Il était accablé de fatigue, mais son ardeur était telle qu’il ne le sentait pas. Il ne voulut pas se reposer ; pendant deux jours encore il roula dans sa brouette des pierres, qu’il choisissait avec soin dans la plaine et sur les bords du lac, pierres et fragments de roches, plats et autant que possible de même dimension. Il ne cessa que lorsqu’il eut complété un amas considérable de ces matériaux. Il était radieux et allait donc enfin pouvoir commencer la construction depuis si longtemps projetée !
CHAPITRE XIV
Dans lequel il est prouvé que les cyclones, si terribles qu’ils soient en principe, ont cependant parfois du bon.

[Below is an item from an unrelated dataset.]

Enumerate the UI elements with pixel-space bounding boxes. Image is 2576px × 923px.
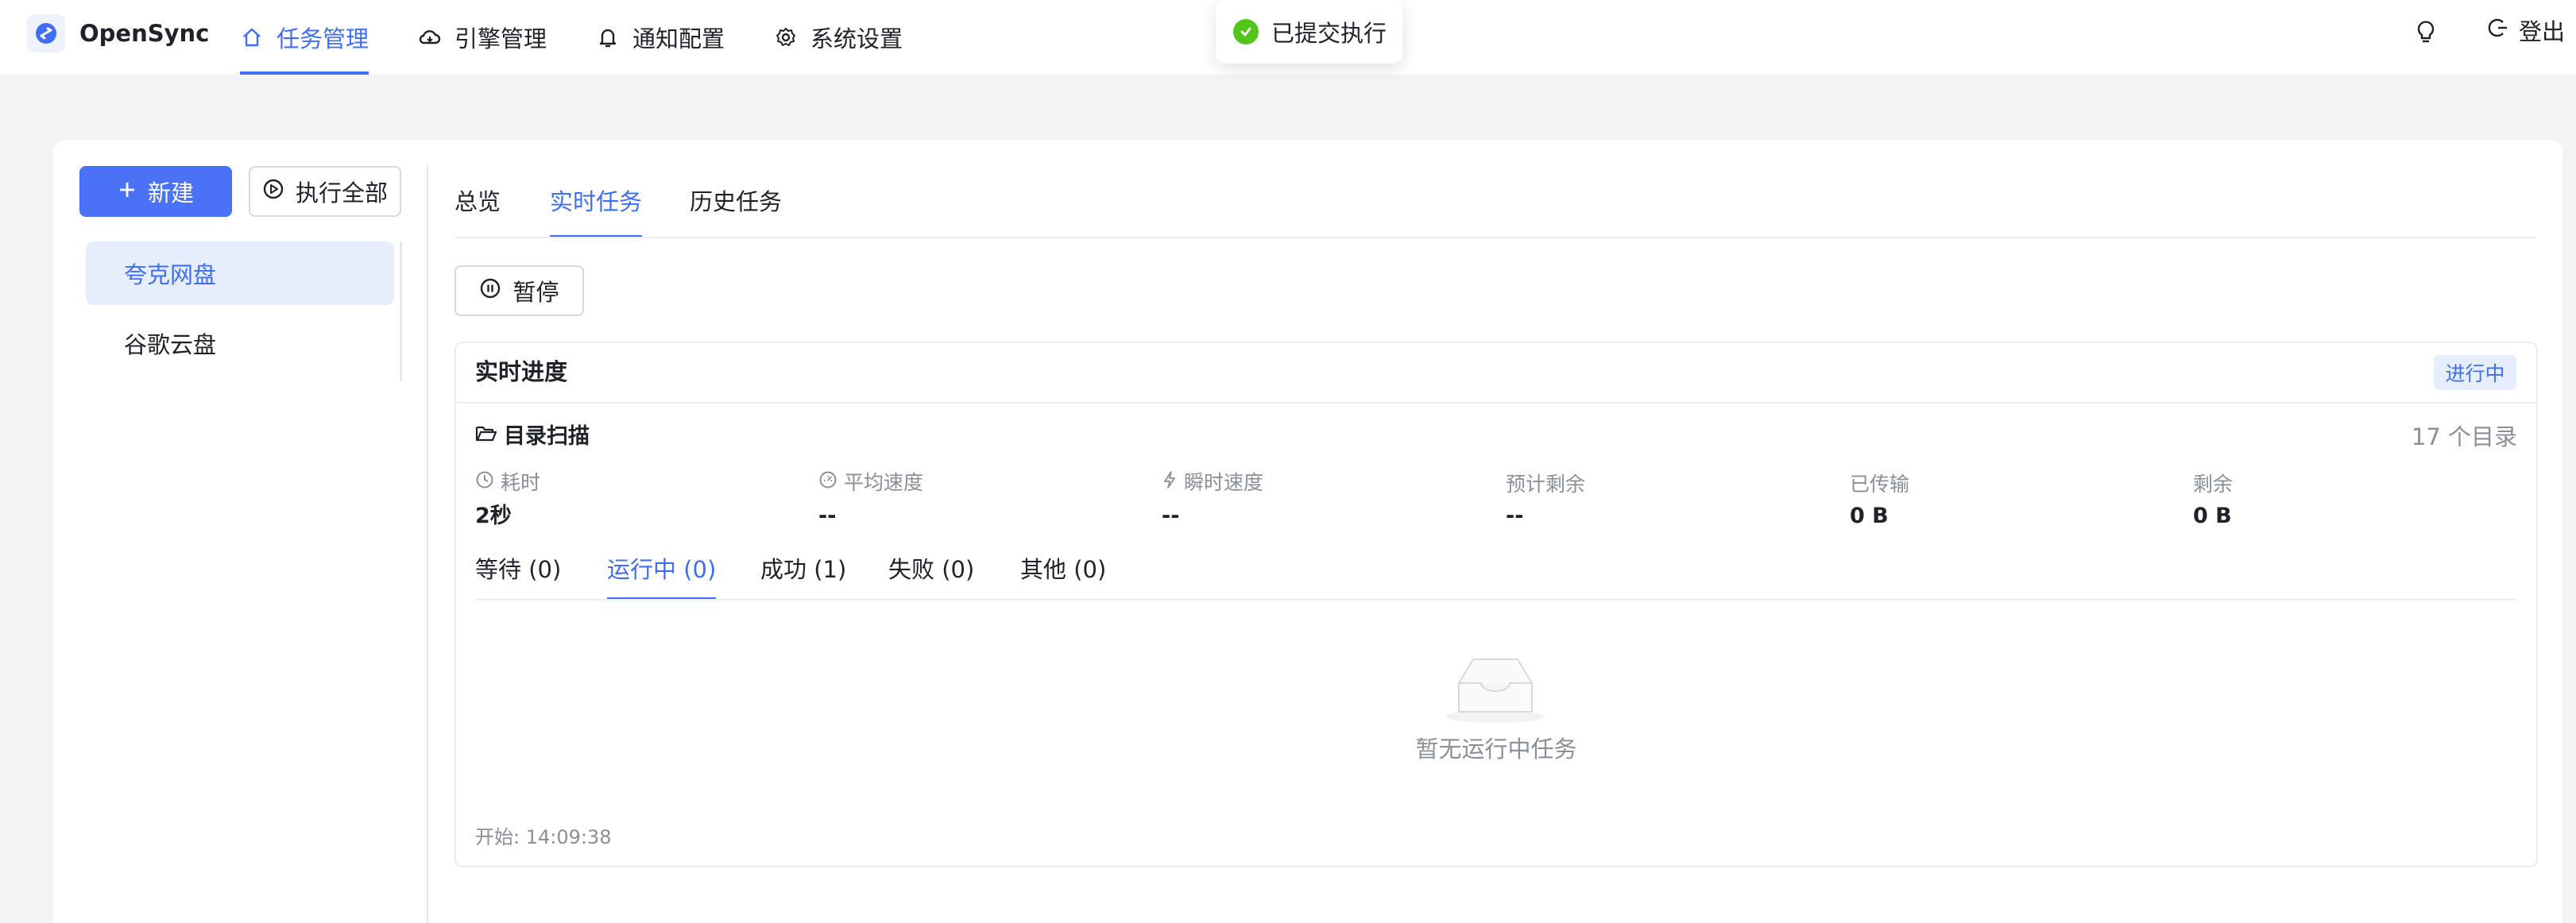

Le potager de Marcel était en excellent état ; tout y poussait à ravir ; il ne demandait point, par conséquent, des soins assidus.
Le jeune homme résolut de modifier son programme ; il sentait le besoin de pousser le plus rapidement possible ses travaux de construction, qu’il considérait comme étant pour lui d’une importance capitale.
Il se mit donc à l’œuvre un matin et commença par être terrassier. A l’heure du déjeûner, c’est-à-dire à onze heures, le déblai était terminé, il ne restait plus que quelques brouettées de terre à enlever.
Il avait transporté cette terre très près du bâtiment projeté et l’avait mise en tas, en ayant soin d’en enlever autant que possible les pierres et les cailloux qu’elle contenait ; il se proposait, en effet, de s’en servir en guise de mortier en la mélangeant avec de la mousse.
Disons d’ailleurs, pour mémoire, que, depuis quelques jours, Marcel avait recueilli dans les bois, sur les rochers et contre le tronc des vieux arbres, une quantité considérable de mousse ; ses ours, poussés sans doute par l’esprit d’imitation et l’espérance de se faire octroyer une gourmandise, l’avaient fortement aidé dans cette besogne en s’empressant de faire comme lui. Après son repas, Marcel se remit gaîment au travail ; en une heure les dernières brouettées de terre furent enlevées ; le jeune homme commença alors le transport des pierres ; cette fois encore, ses deux ours lui furent très utiles. Aussitôt qu’ils se furent rendu compte de ce que faisait leur maître, ils l’imitèrent et lui permirent ainsi de préparer son mortier. Si ce travail n’est pas difficile, il est du moins fatigant, car le mortier ainsi composé doit être mélangé et retourné avec grand soin. Le soir, au coucher du soleil, les fondations commençaient à prendre tournure.
Quand il eut dîné, Marcel s’occupa à confectionner une masse en bois, destinée à battre vigoureusement le sol, lorsqu’il aurait atteint la hauteur voulue. Cette masse consistait en une large bille en chêne, à laquelle était fortement emmanchée une branche de frêne longue de cinq pieds. L’achèvement des fondations exigea toute une semaine, mais, comme elles avaient été faites dans d’excellentes conditions, le jeune architecte s’en trouvait fort satisfait ; il n’avait pas espéré réussir aussi complètement. Le sol du bâtiment, bien battu et solidement ferré, comme on dirait aujourd’hui, avait pris une teinte jaune tout à fait réjouissante.
Le travail préliminaire avait été terminé un samedi soir. Marcel tenait exactement compte des jours ; il résolut de consacrer le dimanche aux soins à donner à ses deux potagers, afin de se délasser un peu ainsi des grandes fatigues de la semaine. Ses deux jardins étaient en excellent état ; le champ de blé était presque mûr. Marcel décida qu’il moissonnerait le dimanche suivant ; la faux et la faucille étaient préparées ; la lame de faux qu’il avait trouvée avait été emmanchée depuis longtemps. Il revint en chassant à la grotte ; il roula deux lapins, tua deux coqs de bruyère et trois ou quatre gelinottes. Comme ces quelques provisions lui suffisaient, il ne tira pas davantage, ne voulant pas prodiguer ses munitions.
Le lendemain, lundi, à quatre heures, Marcel se remit au travail.